Por incrível que pareça, um dos temas centrais do século XXI

Sofia Santos

Economista

03.03.2021

5

min. de leitura

Em pleno século XXI ainda existe pobreza energética nos países desenvolvidos e nos países em desenvolvimento. São pobrezas diferentes, mas com consequências ao nível da saúde humana, ambiente, produtividade e desenvolvimento económico.

Normalmente, quando falamos deste tema ao nível dos países em desenvolvimento a expressão mais usual é “acesso à energia”, e refere-se “… à falta de acesso a instalações adequadas para se conseguir cozinhar, ter iluminação e eletrodomésticos a funcionar, bem como serviços de refrigeração e aquecimento do ambiente envolvente”[1]. Quando falamos de pobreza energética em países desenvolvidos, como a nível Europeu, estamos essencialmente a falar da capacidade de ter níveis suficientes de aquecimento, arrefecimento e iluminação nas nossas casas, de forma a temos níveis decentes de vida incluindo boa saúde[2].

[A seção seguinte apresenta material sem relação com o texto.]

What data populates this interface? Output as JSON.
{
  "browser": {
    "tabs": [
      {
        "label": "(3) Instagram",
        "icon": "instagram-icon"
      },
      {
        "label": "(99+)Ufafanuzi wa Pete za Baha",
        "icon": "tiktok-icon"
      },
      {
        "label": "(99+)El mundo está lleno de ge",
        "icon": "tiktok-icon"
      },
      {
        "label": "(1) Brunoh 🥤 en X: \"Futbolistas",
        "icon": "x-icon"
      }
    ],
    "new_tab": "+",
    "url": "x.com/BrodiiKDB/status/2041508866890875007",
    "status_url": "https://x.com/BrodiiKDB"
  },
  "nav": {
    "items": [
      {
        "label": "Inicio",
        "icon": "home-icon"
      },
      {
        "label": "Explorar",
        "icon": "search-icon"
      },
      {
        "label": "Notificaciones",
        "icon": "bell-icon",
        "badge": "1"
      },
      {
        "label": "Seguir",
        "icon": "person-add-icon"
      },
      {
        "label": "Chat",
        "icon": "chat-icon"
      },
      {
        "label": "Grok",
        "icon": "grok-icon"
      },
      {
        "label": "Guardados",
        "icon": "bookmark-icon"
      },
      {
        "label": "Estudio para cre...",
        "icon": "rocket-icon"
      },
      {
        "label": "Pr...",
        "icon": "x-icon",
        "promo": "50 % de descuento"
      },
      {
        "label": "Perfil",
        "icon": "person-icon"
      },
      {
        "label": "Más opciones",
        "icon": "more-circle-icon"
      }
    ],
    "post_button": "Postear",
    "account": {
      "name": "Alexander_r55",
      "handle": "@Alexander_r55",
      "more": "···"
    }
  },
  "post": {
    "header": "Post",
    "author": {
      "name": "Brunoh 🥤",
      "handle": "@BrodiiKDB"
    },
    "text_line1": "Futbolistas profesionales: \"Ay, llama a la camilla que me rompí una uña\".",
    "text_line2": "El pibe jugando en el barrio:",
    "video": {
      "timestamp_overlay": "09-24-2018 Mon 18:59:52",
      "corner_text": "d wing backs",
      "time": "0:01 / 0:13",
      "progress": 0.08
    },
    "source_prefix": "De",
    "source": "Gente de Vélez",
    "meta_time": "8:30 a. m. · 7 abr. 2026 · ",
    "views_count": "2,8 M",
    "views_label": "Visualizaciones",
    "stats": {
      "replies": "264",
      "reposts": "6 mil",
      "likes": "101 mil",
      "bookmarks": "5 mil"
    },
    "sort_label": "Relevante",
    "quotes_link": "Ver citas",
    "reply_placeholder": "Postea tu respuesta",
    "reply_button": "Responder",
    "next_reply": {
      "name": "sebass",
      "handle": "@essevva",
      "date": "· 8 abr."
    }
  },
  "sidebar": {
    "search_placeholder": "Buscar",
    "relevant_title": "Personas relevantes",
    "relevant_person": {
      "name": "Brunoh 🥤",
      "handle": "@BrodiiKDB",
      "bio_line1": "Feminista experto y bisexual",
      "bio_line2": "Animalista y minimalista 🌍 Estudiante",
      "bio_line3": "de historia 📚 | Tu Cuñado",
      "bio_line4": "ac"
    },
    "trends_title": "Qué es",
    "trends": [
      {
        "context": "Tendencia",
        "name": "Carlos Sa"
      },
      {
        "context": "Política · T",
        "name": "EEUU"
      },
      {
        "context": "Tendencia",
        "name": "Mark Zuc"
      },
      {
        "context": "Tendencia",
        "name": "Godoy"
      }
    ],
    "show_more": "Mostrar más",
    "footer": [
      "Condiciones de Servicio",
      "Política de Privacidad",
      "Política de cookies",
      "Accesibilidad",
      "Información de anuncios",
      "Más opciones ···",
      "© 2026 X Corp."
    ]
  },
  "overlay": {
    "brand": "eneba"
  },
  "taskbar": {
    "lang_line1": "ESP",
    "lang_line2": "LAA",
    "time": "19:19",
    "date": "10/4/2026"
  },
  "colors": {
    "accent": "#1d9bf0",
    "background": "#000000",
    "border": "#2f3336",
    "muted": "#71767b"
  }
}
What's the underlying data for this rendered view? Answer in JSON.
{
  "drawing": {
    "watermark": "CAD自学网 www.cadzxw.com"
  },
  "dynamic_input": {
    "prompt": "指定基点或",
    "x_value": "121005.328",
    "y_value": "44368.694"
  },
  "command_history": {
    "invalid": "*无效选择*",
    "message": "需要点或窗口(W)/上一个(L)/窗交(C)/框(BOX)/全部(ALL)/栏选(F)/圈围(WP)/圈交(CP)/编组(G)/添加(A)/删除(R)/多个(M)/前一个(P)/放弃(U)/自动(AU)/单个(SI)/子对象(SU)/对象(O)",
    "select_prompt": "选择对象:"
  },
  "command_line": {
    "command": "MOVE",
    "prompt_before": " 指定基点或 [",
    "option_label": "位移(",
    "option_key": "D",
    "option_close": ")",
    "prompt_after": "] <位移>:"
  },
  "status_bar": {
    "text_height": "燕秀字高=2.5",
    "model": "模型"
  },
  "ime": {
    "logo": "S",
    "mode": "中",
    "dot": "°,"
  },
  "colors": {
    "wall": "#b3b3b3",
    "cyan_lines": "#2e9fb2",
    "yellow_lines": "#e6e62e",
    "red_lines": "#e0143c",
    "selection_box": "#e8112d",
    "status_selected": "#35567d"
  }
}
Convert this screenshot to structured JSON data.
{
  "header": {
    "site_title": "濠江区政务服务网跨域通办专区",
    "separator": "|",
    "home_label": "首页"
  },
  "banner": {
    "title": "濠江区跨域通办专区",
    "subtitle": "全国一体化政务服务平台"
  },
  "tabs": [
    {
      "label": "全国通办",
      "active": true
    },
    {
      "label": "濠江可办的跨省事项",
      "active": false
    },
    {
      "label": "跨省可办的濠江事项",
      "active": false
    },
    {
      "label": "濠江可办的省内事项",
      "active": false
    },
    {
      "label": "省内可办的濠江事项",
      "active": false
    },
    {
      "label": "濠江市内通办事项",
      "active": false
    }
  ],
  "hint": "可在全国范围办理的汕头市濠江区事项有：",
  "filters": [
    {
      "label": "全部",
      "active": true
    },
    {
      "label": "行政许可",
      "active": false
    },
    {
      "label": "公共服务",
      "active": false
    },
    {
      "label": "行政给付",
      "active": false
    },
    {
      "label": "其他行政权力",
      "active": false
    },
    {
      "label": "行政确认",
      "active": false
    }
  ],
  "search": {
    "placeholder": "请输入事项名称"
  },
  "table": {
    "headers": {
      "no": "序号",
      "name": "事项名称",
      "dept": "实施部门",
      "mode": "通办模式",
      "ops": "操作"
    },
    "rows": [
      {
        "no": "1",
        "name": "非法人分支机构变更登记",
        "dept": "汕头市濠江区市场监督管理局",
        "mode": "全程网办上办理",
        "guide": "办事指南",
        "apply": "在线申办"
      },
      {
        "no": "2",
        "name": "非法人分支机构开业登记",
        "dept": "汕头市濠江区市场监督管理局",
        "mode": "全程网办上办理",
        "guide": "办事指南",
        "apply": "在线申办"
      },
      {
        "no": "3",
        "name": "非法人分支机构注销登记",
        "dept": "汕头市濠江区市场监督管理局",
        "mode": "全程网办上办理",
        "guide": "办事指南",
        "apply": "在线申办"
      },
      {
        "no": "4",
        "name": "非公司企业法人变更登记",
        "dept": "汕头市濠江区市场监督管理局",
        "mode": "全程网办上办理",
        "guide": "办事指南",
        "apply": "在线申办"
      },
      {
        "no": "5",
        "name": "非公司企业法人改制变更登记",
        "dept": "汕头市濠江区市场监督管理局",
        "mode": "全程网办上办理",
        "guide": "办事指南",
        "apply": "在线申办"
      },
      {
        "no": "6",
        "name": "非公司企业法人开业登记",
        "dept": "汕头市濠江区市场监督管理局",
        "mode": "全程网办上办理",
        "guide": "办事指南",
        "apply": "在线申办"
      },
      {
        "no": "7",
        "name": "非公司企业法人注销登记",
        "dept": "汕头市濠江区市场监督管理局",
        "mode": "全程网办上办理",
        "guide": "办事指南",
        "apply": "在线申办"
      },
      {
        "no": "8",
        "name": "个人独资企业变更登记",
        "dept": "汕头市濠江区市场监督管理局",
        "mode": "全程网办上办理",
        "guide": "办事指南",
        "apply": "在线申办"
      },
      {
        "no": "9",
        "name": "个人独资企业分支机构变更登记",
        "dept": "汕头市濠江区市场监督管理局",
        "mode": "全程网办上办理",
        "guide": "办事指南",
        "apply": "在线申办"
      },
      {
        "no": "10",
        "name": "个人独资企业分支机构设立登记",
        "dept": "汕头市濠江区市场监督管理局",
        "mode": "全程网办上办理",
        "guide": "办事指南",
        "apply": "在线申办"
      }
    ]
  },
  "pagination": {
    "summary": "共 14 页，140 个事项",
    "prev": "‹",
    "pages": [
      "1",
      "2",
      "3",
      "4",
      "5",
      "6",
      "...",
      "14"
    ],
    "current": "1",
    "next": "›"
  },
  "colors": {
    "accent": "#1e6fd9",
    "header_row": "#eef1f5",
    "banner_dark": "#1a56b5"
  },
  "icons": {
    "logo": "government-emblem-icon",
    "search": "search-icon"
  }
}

No mundo, existem 940 milhões de pessoas que não têm acesso a eletricidade, ou seja 13% da população mundial, centrada nas regiões Africana e Asiática, como revela o gráfico abaixo. Neste contexto a pobreza energética está ainda associada ao acesso à eletricidade, ou seja, ao acesso às infraestruturas que podem permitir um uso da eletricidade no dia-a-dia destas populações. A falta deste acesso leva à desflorestação – queima de madeira para cozinhar, para aquecimento, para a conservação dos alimentos (como peixe e carne fumada); leva à perda de biodiversidade e, consequentemente, perda de bens para alimentação; leva também à perpetuação do analfabetismo uma vez que os adultos e crianças não conseguem aproveitar a noite para estudar e assim conseguirem sair do ciclo da pobreza.

Fonte: https://ourworldindata.org/energy-access

Na Europa, e de acordo com um estudo de 2019[3], cerca de 6.9% da população não têm possibilidades financeiras para aquecer as suas casas suficientemente. Os países onde essa insuficiência é maior são: Bulgária, com 30,1% da população a dizer que não tem essa capacidade; , Lituânia, com 26,7%; Chipre com 21,0%;  Portugal com 18,9%; Grécia com 17,9 % e a Itália com 11,1%. Por oposto, os países em que esta carência é sentida apenas por cerca de 2% da população são  a Finlândia, Áustria, Eslovénia, Luxemburgo, Estónia e Alemanha.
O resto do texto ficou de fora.